Deal or financing first?

6 Replies

Hey guys!

I am in Charlotte, NC and I really want to get my first deal under my belt. Right now I am thinking a fix and flip is what I would like to pursue in order to build some capital. I have around 10k for a down payment and could access some cash from 401K loans for rehab costs. Assuming I would have to put down 20%, that would put me buying at a max of 50k. I was not in the military, so VA loans are out. I also own my own home, but don't really have enough equity in it yet to get a HELOC.

Should I now go talk to banks about a conventional loan for "livable" houses or a HML for "non-liveable" houses to get pre-qualified (from what I have been reading, banks will not lend on houses that are not in decent condition) or should I try to get a deal under contract and then seek financing?

Will the caveat of having to obtain financing exclude me from most wholesalers that are seeking cash buyers? 

Is most of my logic correct?
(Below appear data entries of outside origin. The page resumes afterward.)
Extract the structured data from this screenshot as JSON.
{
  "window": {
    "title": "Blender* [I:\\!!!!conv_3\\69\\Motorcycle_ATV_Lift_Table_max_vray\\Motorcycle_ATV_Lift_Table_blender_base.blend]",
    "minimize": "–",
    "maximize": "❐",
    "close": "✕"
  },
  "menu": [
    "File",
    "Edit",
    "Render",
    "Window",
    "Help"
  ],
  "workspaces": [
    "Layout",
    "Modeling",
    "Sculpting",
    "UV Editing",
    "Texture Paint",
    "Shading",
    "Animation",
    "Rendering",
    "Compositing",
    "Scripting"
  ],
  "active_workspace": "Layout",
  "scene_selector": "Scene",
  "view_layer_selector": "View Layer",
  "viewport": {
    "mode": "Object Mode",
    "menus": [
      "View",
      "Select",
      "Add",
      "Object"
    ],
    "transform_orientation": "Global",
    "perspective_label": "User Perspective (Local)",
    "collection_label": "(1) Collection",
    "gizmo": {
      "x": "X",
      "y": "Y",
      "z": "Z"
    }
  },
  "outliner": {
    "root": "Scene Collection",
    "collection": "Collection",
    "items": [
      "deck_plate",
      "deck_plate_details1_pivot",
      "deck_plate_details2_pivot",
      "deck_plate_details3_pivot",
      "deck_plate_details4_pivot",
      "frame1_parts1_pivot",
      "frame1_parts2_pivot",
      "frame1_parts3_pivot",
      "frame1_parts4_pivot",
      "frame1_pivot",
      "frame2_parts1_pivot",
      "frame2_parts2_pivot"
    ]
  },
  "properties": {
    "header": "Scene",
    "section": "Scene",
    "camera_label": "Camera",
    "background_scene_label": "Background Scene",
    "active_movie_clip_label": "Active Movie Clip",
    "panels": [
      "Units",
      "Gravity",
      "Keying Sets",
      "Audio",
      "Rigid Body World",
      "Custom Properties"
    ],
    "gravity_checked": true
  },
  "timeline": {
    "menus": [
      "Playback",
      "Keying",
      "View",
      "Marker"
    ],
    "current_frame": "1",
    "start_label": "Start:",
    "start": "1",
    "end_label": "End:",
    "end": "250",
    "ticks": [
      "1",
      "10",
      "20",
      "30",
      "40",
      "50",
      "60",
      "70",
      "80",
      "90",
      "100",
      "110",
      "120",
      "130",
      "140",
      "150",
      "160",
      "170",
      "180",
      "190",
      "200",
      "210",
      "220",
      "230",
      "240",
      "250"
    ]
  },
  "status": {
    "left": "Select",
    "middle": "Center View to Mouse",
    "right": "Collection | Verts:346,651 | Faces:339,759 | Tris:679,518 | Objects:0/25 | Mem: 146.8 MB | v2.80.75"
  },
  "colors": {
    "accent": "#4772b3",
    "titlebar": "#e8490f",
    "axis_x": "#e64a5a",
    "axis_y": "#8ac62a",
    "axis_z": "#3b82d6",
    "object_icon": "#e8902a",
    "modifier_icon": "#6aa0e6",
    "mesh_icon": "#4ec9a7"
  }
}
Thanks for your help!

@Travis Bernard , you asked "Will the caveat of having to obtain financing exclude me from most wholesalers that are seeking cash buyers?"

Based on that question, the answer to your thread topic is obvious: Financing!

ie. Genuine pre-approval is like: being a "cash buyer". All the best...

Having to find financing will preclude you from a lot of deals out there. Most housing that cheap is going to need substantial work and is excluded from classic lending products. Your best bet might be to find someone to partner with until you build up enough cash portfolio to pay cash. Or save more money and try to finance something through typical means that can be mortgaged.

@Travis Bernard

You should always get pre-qualified prior to looking at housing. You need to know what amount you can get pre-qualified up to. 

My personal opinion is a buy and hold strategy as how are you going to pay for the rehab? You need to make sure you have enough for reserves as well as closing costs.